Die Hoffnung stirbt zuletzt, auch wenn es scheint, dass gerade jetzt die Welt komplett aus den Fugen gerät. Wenn in Syrien zur letzten Schlacht um Idlib geblasen wird, der Nationalismus Urstände feiert, in Ungarn, Polen, auch in Italien, gar in Österreich. Wenn Trump einen Handelskrieg nach dem anderen vom Zaune bricht, die Berliner Regierung auseinanderfällt, die Migration, der Flüchtlingszug von Afrika nach Europa zum beinahe alleinigen Problem in der EU wird, Bundesbern in der Europa-Frage nicht weiter weiss.

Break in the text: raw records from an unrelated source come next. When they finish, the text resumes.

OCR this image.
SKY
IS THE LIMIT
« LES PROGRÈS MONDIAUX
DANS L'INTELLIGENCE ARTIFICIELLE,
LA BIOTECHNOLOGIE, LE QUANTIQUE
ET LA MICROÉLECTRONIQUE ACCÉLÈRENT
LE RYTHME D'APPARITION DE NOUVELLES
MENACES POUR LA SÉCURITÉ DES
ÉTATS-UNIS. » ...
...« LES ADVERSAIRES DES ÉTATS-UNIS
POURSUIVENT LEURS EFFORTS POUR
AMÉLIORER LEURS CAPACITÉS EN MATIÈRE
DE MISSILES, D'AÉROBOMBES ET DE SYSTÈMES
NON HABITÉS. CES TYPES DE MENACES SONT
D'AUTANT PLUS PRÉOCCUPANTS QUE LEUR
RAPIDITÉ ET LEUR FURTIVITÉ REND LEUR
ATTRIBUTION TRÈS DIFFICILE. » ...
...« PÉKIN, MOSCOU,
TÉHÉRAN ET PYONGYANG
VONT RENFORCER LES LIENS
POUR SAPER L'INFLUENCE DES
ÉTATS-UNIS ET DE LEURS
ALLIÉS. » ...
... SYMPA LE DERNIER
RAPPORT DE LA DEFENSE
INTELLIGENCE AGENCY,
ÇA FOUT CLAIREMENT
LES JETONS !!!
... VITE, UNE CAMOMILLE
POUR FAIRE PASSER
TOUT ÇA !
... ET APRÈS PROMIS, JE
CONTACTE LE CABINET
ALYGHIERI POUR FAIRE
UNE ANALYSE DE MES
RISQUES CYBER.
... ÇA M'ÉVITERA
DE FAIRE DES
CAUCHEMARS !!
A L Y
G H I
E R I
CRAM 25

Und wenn die Schweizer Radio- und Fernsehgesellschaft SRG einen völlig unnötigen Sparbeschluss fällt, der verstört und den Föderalimus mutwillig untergräbt, weil er brachial die Information in Zürich zentralisieren will.

Und dann doch dies: In der Vereinigte Bundesversammlung setzte sich der vielgeschmähte Kuhhandel durch, bei dem die Umsetzung der Unternehmenssteuer-Reform und die Sanierung der AHV in einem Paket vereinigt wird, so dass bei einer allfälligen Volksabstimmung das Paket grössere Chancen für die endliche Realisierung dieser so wichtigen Vorhaben hat. In Syrien kommt es zu einer Feuerpause, weil sich Erdogan, Putin und Assad zusammenrauften, um eine humane Katastrophe doch noch abzuwenden. Sebastian Kurz, der österreichische Bundeskanzler, der junge Mann in Wien, distanziert sich langsam von den rechtsextremen Positionen seines Regierungspartners, der FPÖ. Trump verliert in den Umfragen, die Demokraten könnten bei den Wahlen im November siegen.

Andrea Nahles verkündete, dass sie, Angela Merkel und Horst Seehofer „geirrt hatten“, als sie Hans-Georg Maassen, den Präsidenten des Bundesverfassungsschutzes absetzten, ihn aber als Staatssekretär im Innenministerium installierten. Das wollen sie korrigieren. Wann gibt eine Politikerin schon zu, dass sie sich geirrt hat. Ein Kompliment dafür.

Die SRG wird letztlich ihren Beschluss mit aller Wahrscheinlichkeit nach nicht durchsetzen, selbst Gilles Marchand, Generaldirektor der SRG, hat ja Zweifel daran, dass sich der Umzug lohnen wird, wie jetzt aus Protokollen hervorgeht. Der SRG-Verwaltungsrat hat schlicht die Schweiz, ihren föderativen Ausbau nicht verstanden. Auch er hat sich geirrt. Auch er kann das zugeben, wenn er die Grösse dazu hat.

Und in der Migrationsfrage verströmt ein Buch Hoffung. Der syrischstämmige Migrationsforscher Aladi El Mafaalani, der in Düssedorf lehrte und neu die Migrationspolitik in Nordrhein-Westfalen steuert, stellt fest, dass die Integration heute weit besser sei als früher, trotz Chemnitz. Gerade deshalb gebe es Streit. In der Auseinandersetzung um die Migrationsfrage sieht er die Chance: „Streitkultur ist die beste Leitkultur“ verkündet er in seinem gerade erschienenen Buch: „Das Integrationsparadox: Warum gelungene Integration zu mehr Konflikten führt.“ Nur Gewalt gehört nicht dazu. Die habe der Staat allein mit seinem Gewaltmonopol und seinen Sicherheitsorganen in die Schranken zu weisen.

Eines kommt bei all den Konflikten deutlich zum Ausdruck: Die Akteure müssen auf einander zugehen, sie müssen einander zuerst mal zuhören, müssen das Gemeinsame entdecken und das Trennende nicht ausschliessen. Und sie dürfen sich immer wieder auch mal irren. Souverän ist es aber erst, wenn sie den Irrtum eingestehen und in der Lage sind, einmal getroffene Entscheide auch zu korrigieren.